Germany’s biggest energy companies call for energy transition “restart” and fewer rules
Clean Energy Wire
The German energy transition requires a “restart” as the country is on the verge of establishing a climate neutral energy system and renewables already account for about 60 percent of electricity production, the two leading energy companies RWE and E.ON have said in a joint statement. “The long stretch of the road towards climate neutrality cannot be negotiated with an energy transition approach based on old assumptions,” the companies said.
The country had relied too much on “top-down” measures and “fell in love with plans” and regulations to achieve its energy transition, thereby losing sight of “the greater good,” the companies argued. The energy transition had created more than 15,000 legal norms in the past 25 years that would increasingly undermine efforts to achieve the “energy policy target triangle of having secure, affordable and climate neutral energy,” they wrote.

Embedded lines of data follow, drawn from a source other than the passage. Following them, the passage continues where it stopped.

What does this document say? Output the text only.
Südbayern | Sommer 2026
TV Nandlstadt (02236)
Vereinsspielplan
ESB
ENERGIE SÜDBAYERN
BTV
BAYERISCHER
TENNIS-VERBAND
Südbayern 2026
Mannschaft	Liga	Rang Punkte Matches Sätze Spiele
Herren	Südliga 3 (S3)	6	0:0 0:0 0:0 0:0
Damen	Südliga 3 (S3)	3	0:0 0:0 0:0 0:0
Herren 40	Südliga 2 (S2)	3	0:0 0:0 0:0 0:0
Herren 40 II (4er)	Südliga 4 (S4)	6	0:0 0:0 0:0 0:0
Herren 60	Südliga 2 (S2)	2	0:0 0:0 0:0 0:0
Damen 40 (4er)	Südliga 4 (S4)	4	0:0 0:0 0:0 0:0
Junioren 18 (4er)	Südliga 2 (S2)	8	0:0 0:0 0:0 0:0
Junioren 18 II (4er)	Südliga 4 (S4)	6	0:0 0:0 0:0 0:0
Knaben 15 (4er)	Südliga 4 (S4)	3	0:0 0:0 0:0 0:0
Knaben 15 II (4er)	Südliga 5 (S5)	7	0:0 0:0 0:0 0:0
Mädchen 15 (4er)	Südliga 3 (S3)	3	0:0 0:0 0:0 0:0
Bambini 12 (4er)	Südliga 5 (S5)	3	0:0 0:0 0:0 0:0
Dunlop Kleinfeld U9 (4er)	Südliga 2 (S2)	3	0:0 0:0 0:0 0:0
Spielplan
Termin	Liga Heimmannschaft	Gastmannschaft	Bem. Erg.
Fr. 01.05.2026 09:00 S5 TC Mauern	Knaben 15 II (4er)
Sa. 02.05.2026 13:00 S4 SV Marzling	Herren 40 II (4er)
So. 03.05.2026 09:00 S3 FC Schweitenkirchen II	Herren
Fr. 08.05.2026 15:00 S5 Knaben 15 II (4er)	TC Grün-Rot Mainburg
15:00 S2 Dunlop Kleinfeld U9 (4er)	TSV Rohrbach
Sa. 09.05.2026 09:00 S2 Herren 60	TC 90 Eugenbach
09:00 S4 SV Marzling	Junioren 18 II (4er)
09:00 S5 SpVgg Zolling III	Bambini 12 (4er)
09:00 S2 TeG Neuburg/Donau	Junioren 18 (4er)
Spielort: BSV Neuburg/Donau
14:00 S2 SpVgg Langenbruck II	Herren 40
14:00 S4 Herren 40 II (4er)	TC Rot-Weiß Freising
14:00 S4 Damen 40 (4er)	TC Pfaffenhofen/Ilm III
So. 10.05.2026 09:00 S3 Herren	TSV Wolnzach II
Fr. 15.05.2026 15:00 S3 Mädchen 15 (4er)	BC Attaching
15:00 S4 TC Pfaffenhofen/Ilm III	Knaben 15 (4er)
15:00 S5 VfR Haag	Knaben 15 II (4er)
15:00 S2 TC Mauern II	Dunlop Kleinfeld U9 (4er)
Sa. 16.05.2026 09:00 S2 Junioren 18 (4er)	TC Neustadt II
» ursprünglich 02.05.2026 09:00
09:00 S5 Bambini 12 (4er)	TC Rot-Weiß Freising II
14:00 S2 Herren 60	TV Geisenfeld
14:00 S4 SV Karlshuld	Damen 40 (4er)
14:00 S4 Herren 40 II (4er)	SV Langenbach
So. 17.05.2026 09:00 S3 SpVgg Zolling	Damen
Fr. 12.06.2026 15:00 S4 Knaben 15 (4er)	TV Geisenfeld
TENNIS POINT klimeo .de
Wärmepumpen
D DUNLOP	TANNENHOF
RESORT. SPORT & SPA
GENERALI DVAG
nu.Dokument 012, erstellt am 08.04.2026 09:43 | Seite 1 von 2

An “energy transition 2.0” instead should factor in peoples’ concerns about costs and give them greater freedom in implementing decarbonisation measures. While most people support the goal of achieving climate neutrality, they equally have a distaste for “administrative paternalism,” RWE and E.ON said. What the country now needs to get its transition on track again is “not a chainsaw” but a trimmed-down rulebook that spells out targets without prescribing ways to achieve them, they argued.
The European Emissions Trading System (ETS) should function as the “central, overarching market mechanism” for reaching decarbonisation targets, the companies added. Likewise, the country should reform its energy market design away from fixed remuneration for new renewable power installations; ensure greater flexibility in the grid to manage supply and demand; and aim for a "pragmatic" launch of the national hydrogen infrastructure.
The companies led by CEOs Markus Krebber (RWE) and Leonhard Birnbaum (E.ON) said that the country’s energy system was on course for a costly “over-dimensioning” and that factors such as projected electricity demand and specific expansion targets for individual technologies should be reviewed to keep grid costs in check. A clear and realistic electrification scenario was needed for example in the transport, industry and heating sectors to decide which investments are needed and which hinge on certain electrification scenarios prevailing. “This will allow the country to adapt the further course on the basis of experiences gained by the early 2030s,” the companies said. Long-term climate targets should remain unaffected by these steps, they added.